Sudden onset blindness associated with retinal detachment and/or intraocular haemorrhage is the most perceptible indicator of the presence of systemic hypertension. The problem is most commonly recognized in the older cats (on average 14 – 15 years). The diagnosisi is best by sequential measurement of blood pressure and assessment can be created out by noninvasive methods using either an oscilometric sphygmomanometer or a Doppler – shift sphygmomanometer (4).

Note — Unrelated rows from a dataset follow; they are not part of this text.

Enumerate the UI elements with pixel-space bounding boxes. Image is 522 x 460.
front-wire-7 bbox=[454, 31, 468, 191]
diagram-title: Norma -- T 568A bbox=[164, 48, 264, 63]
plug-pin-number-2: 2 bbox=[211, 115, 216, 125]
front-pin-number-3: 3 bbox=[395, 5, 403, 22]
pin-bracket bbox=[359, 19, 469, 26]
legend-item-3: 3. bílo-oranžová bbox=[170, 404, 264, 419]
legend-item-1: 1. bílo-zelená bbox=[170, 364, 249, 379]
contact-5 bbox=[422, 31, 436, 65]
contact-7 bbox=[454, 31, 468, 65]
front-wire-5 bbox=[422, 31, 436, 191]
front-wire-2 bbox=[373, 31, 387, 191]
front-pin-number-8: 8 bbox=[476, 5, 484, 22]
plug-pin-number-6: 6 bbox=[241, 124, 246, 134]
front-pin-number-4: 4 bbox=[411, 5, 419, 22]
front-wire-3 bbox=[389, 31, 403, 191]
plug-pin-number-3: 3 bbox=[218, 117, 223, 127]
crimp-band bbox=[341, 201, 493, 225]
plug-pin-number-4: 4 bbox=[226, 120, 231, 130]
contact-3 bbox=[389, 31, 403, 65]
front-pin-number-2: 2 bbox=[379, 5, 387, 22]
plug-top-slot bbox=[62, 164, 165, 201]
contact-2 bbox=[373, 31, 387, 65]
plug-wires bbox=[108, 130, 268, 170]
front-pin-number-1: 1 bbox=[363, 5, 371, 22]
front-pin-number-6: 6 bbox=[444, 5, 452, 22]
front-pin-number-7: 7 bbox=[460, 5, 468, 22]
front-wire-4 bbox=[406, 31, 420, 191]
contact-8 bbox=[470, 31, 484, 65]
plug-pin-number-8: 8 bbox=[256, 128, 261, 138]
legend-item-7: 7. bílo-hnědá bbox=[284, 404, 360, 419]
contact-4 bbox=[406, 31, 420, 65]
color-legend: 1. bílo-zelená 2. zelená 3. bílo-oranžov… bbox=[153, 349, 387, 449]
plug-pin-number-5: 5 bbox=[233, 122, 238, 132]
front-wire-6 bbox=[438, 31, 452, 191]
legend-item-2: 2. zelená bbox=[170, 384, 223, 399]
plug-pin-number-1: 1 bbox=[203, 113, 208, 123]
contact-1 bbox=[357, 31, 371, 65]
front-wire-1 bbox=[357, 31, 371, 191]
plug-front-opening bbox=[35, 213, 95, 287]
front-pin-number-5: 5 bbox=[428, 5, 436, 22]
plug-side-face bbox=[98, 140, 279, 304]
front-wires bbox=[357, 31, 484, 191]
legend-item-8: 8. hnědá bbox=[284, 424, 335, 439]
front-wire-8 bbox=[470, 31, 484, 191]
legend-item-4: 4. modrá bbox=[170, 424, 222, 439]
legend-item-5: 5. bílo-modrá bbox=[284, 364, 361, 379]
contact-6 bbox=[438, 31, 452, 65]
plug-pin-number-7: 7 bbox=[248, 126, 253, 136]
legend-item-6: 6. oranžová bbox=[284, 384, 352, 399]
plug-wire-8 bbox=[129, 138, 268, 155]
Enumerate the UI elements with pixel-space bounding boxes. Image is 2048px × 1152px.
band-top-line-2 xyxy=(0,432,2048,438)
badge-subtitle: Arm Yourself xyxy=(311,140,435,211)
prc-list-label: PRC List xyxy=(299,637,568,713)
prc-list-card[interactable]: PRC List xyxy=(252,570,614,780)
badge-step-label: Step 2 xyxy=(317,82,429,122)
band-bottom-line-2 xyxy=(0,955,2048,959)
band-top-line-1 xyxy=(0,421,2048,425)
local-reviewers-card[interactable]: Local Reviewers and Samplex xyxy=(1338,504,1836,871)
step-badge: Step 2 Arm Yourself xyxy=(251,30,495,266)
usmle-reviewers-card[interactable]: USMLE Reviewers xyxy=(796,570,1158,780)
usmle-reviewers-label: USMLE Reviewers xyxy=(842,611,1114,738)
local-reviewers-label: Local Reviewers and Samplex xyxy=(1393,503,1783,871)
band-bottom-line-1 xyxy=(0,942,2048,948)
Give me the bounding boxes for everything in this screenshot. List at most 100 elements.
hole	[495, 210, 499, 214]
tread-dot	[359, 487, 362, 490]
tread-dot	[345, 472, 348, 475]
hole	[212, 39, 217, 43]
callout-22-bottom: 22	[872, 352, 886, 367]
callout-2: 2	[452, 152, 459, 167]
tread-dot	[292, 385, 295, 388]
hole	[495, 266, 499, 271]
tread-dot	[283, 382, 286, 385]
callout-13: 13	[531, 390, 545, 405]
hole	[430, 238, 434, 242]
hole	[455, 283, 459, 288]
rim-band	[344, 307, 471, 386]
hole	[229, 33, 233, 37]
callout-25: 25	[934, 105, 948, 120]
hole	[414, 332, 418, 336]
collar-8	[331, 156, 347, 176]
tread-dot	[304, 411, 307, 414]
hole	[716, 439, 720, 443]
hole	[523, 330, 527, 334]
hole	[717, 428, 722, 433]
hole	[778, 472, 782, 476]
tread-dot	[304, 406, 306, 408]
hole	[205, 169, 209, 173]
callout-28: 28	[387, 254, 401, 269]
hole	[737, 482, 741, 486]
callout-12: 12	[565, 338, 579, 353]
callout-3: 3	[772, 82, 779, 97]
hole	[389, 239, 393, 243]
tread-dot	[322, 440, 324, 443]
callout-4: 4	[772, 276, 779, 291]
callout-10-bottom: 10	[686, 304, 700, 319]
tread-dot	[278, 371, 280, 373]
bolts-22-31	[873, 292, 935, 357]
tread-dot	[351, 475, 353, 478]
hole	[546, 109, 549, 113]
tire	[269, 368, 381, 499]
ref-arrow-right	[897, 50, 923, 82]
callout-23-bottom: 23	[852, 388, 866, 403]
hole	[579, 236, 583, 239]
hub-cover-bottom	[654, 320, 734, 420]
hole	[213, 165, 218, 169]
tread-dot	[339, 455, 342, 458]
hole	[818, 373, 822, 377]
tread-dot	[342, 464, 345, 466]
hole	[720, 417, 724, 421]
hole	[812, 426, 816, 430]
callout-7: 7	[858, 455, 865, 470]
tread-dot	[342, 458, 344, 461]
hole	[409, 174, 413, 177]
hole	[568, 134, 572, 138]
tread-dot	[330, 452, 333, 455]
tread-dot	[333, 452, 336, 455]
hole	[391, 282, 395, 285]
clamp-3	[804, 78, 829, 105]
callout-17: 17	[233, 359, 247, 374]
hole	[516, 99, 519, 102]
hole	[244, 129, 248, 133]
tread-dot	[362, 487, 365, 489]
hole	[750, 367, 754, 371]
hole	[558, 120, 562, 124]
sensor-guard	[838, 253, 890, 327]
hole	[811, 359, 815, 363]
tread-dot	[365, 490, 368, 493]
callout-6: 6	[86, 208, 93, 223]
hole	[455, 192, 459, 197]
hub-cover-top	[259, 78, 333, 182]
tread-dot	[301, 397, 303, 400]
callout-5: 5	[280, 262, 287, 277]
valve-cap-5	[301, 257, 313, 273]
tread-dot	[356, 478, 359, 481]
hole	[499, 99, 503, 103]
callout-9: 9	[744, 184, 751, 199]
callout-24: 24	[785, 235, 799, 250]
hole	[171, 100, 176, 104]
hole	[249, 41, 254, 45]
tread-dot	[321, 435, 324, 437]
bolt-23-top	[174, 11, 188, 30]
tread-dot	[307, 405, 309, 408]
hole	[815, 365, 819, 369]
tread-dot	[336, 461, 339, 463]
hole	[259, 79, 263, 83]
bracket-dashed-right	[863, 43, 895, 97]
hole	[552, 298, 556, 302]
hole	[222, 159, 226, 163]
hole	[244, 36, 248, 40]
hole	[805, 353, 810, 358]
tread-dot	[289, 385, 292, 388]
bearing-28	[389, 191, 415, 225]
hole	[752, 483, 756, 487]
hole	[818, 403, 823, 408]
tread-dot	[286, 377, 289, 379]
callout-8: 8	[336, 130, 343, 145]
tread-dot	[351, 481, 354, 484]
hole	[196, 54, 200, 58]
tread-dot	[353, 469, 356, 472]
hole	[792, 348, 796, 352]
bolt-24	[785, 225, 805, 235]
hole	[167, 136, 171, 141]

Taurine deficiency retinopathy
Taurine deficiency retinopathy or central retinal degeneration (FCRD) is a bilateral, usually symmetrical, progressive condition that occurs in both sexes. The retinal changes are typical, unusual and highly specific for this condition. The first lesion appears at the area centralis, level with and temporal (lateral) to the optic disc in a region devoid of visible blood vessels. Hyper – reflectivity in a tapetal region always indicates retinal thinning, i.e. retinal degeneration. The affected area increases in size but remains clearly defined and horizontal and oval in shape. Ophthalmoscopilly, the appearance may suggest a pigmented border particularly along the upper and lower edges. A second and similar area appears next on the nasal (medial) side of the disc. These two areas spread towards one another, and fusein a bridge immediately superior to the optic disc (3).